A novel camera loaded with cutting-edge AI algorithms can detect cars and pedestrians around an autonomous vehicle 100× faster than current technology and with far less computational power, according to researchers who developed it at the University of Zurich.
By pairing a 20-fps RGB camera with an event camera and developing neural networks to process the incoming image data, professor Davide Scaramuzza and researcher Daniel Gehrig created a hybrid system that is claimed to be several orders of magnitude more efficient than the cameras used in cars today.
“Hybrid systems like this could be crucial [for] autonomous driving, guaranteeing safety without leading to a substantial growth of data and computational power,” said Scaramuzza, head of the Robotics and Perception Group at Zurich. “Our approach paves the way for efficient and robust perception … by uncovering the potential of event cameras.”
Today’s driver-assistance systems use image-based color cameras that capture 30 to 40 fps, with AI-based computer vision algorithms to deliver safe driving. Optimizing the tradeoff between bandwidth and latency in these sensors isn’t easy: High frame rates are best for capturing scene dynamics with minimal latency but raise bandwidth requirements, while lower frame rates increase the risk that vital data will be missed.
As part of his research with Scaramuzza into low-latency automotive vision, Gehrig, now at the University of Pennsylvania’s General Robotics, Automation, Sensing and Perception (GRASP) Lab, checked out the latest automotive cameras. The highest-frame-rate camera he could find at the time captured 45 images per second but with a latency of 25 ms—a time gap during which a vehicle’s surroundings would not be imaged.
“If something happens during this time, the camera may see it too late,” said Gehrig. “The question is, how can we reduce this time? Well, we could increase the frame rate and get even more images per second, but that translates into more data to be processed in real time—and as we become more reactive to our environment, this [data burden] is becoming more unsustainable.”
Instead, Gehrig and Scaramuzza have combined a 20-fps RGB color camera with an event camera, which has pixels that record data only when motion is detected, rather than at regular frame rates. “[These cameras] have no blind spot between frames,” Scaramuzza said.

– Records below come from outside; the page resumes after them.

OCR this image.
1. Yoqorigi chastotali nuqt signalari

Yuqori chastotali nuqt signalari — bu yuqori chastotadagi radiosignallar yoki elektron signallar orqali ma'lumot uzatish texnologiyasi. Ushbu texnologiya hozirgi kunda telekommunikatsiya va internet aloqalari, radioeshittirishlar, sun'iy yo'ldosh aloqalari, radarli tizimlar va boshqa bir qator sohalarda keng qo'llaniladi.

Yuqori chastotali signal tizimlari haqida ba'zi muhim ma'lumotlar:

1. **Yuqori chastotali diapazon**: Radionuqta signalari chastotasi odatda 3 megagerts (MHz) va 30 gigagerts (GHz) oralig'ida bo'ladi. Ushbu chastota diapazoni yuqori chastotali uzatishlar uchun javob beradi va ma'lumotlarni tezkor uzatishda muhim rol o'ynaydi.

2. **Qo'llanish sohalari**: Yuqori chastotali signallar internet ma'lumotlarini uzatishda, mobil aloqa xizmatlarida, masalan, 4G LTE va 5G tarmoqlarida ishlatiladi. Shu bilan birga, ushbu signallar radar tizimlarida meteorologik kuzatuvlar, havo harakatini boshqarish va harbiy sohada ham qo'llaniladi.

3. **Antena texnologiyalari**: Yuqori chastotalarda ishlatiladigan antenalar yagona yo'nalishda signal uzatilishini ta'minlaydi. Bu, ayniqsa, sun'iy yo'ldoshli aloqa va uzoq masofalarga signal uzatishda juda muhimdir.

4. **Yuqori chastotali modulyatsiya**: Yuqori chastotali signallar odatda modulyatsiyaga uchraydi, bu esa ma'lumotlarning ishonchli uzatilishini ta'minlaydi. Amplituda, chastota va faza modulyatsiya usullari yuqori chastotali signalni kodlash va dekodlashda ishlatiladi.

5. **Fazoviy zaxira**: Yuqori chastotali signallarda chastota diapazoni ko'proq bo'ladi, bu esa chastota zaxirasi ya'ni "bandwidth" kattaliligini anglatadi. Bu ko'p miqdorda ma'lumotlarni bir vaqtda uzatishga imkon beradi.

As part of the setup, each camera has been coupled with a neural network algorithm to analyze the captured imagery. Images from the standard camera are processed by a convolutional neural network (CNN) that is trained to recognize cars or pedestrians. The event camera data, however, is processed using an asynchronous graph neural network (GNN), designed by Gehrig and Scaramuzza, that ignores static objects and only processes 3D data that change over time—that is, events.
Each time the standard camera captures an image, its CNN processes that image and shares the features with the asynchronous GNN, which reuses the CNN features to boost its own performance. Event cameras can miss very slow and nearly static events, so CNN feature sharing is helpful when only a few events have been triggered in slow-motion scenarios.
The lab trial results, reported in Nature, indicate that the setup can match the latency of a 5,000-fps camera but with the bandwidth of a 45-fps automotive camera. Those results come without compromising accuracy and offer clear benefits over the best cameras on the automotive market, the researchers reported.
“We have a low data rate with very low latency,” Gehrig said. “The real breakthrough has been how we can efficiently process the data from both [cameras] with our algorithms.”
Gehrig asserted that the algorithms he and Scaramuzza developed give their hybrid approach an efficiency edge over the event-based methods used in commercially available products. Key players with event cameras on the market include Prophesee and iniVation. “I think the challenge has been that event cameras are quite different from ‘normal’ cameras, and this requires a new approach when it comes to processing [the images],” Gehrig said.
But while Scaramuzza’s Robotics and Perception Group has made a name for itself by developing cutting-edge algorithms for cameras, market-ready systems tend to rely on more established, robust algorithms trusted by automakers. Gehrig wouldn’t predict when the hybrid solution might find its way into vehicles but said algorithm optimization would continue apace. “We want to further reduce the time it takes to process [data],” he said.
The left half of this scene is captured by the color camera, while the right half comes from the event camera. (Source: Robotics and Perception Group, University of Zurich)
The researchers also intend to integrate LiDAR sensors—as already used in self-driving cars—into their hybrid camera. According to Gehrig, the current camera has difficulty estimating the distance to an object and may not be able to determine, for example, whether a so-called bounding box—the rectangular label in object-detection tasks—is pointing out a small person nearby or a tall person in the distance.
“This ambiguity can be removed using LiDAR … and is something that I think is crucial to further enhance the usability of our algorithm,” Gehrig said.